Post: Júri condena 3 homens por assassinato de mãe e filha no RS; penas vão até 49 anos de prisão

Crime que vitimou Neusa e Ana Paula Rapkievicz aconteceu em 2020 no interior do município de Casca. Acusados foram considerados executores e seguem presos. Outros dois réus ainda serão julgados

 

Terminou na noite desta quarta-feira (1º) o julgamento de três homens denunciados pelas mortes de uma mulher e da filha dela, em Casca, no Norte do estado. 

Após a decisão do Tribunal do Júri, o magistrado fixou as condenações em:

  • Claudinei Lima dos Santos: 49 anos;
  • Alcinei Antônio dos Santos: 40 anos e 10 meses;
  • Lucas dos Santos Brizola: 28 anos.

As defesas ainda podem recorrer, mas os três não terão direito de aguardar em liberdade, já que estavam presos preventivamente. Leia, abaixo, o que dizem os advogados.

Segundo o Ministério Público, os condenados atuaram como executores do crime. Eles foram responsabilizados pelas qualificadoras de promessa de recompensa e pelo uso de um recurso que dificultou qualquer chance de defesa das vítimas.

Outros dois homens apontados pela acusação como mandantes dos homicídios não foram julgados nesta semana. O julgamento deles foi remarcado para o dia 20 de maio.

Relembre o caso

De acordo com a denúncia apresentada pelo Ministério Público, mãe e filha, Neusa e Ana Paula Rapkievicz, foram assassinadas a tiros no dia 14 de junho de 2020, quando voltavam para casa, em uma área do interior do município de Casca. Para a acusação, o ataque foi planejado com antecedência e teria como pano de fundo disputas familiares.

Entre os motivos apontados estão conflitos patrimoniais e desentendimentos envolvendo a guarda de uma criança, neta e sobrinha das vítimas. A menina é filha de um dos réus com a ex-companheira, que já morreu.

Ainda conforme a acusação, os mandantes teriam pago ao menos R$ 20 mil para a execução do crime e oferecido suporte aos executores, incluindo informações sobre o local, transporte, estadia e armas utilizadas.

O Ministério Público também sustenta que o homicídio teve motivação considerada torpe, já que teria relação com questionamentos feitos pelas vítimas sobre a morte da ex-companheira de um dos réus, registrada como suicídio à época.

O processo envolvendo um sexto acusado, também apontado como executor, foi desmembrado.

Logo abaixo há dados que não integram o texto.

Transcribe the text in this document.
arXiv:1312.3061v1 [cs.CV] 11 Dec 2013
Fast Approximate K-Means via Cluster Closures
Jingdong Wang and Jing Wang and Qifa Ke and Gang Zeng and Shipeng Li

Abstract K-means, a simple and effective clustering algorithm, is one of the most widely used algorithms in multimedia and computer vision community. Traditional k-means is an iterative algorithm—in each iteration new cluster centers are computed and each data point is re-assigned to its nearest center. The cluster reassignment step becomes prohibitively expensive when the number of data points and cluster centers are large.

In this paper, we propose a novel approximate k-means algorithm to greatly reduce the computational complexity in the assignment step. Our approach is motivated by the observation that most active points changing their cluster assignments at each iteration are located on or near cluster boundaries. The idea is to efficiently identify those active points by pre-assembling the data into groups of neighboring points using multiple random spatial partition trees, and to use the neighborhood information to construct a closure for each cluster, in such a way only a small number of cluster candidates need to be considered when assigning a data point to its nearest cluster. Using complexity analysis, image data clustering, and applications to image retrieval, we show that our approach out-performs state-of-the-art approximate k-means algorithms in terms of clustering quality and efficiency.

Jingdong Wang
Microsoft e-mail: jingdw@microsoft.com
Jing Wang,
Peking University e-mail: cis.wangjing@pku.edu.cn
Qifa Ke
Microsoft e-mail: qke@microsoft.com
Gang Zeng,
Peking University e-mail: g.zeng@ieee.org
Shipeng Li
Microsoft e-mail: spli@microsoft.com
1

A razão é que ainda não houve trânsito em julgado da decisão que o levou a júri.

O que dizem as defesas

Claudinei Lima dos Santos

“A defesa irá recorrer da decisão. Além de nulidades que foram verificadas ao longo da sessão plenária, a pena aplica aos réus não está em consonância com o entendimento das cortes superiores.”

Alcinei Antônio dos Santos

“Em relação à condenação de Alcinei a 40 anos e 10 meses de pena, destacamos que o julgamento foi conduzido de forma justa e imparcial. Embora Alcinei aceite a decisão proferida, ele não concorda com o resultado e irá recorrer da sentença.

É importante ressaltar que os jurados reconheceram a participação de menor importância de Alcinei no crime, o que demonstra que sua defesa foi considerada e avaliada pelo júri. No entanto, Alcinei e sua defesa entendem que há elementos que justificam a revisão da pena, motivo pelo qual será apresentado recurso.

A defesa de Alcinei está ciente de que o processo foi conduzido dentro dos trites do devido processo legal e que a decisão foi proferida de acordo com as provas apresentadas. Contudo, confia na possibilidade de revisão da pena e na justiça, buscando um desfecho mais favorável para o réu.”

Lucas dos Santos Brizola

“A defesa do Réu Lucas Brizola, composta pelo advogado Eduardo Vanin Rodrigues informa que respeita a decisão dos jurados e em razão do acolhimento parcial da tese defensiva, nos próximos dias analisará a possibilidade de interposição de recurso.”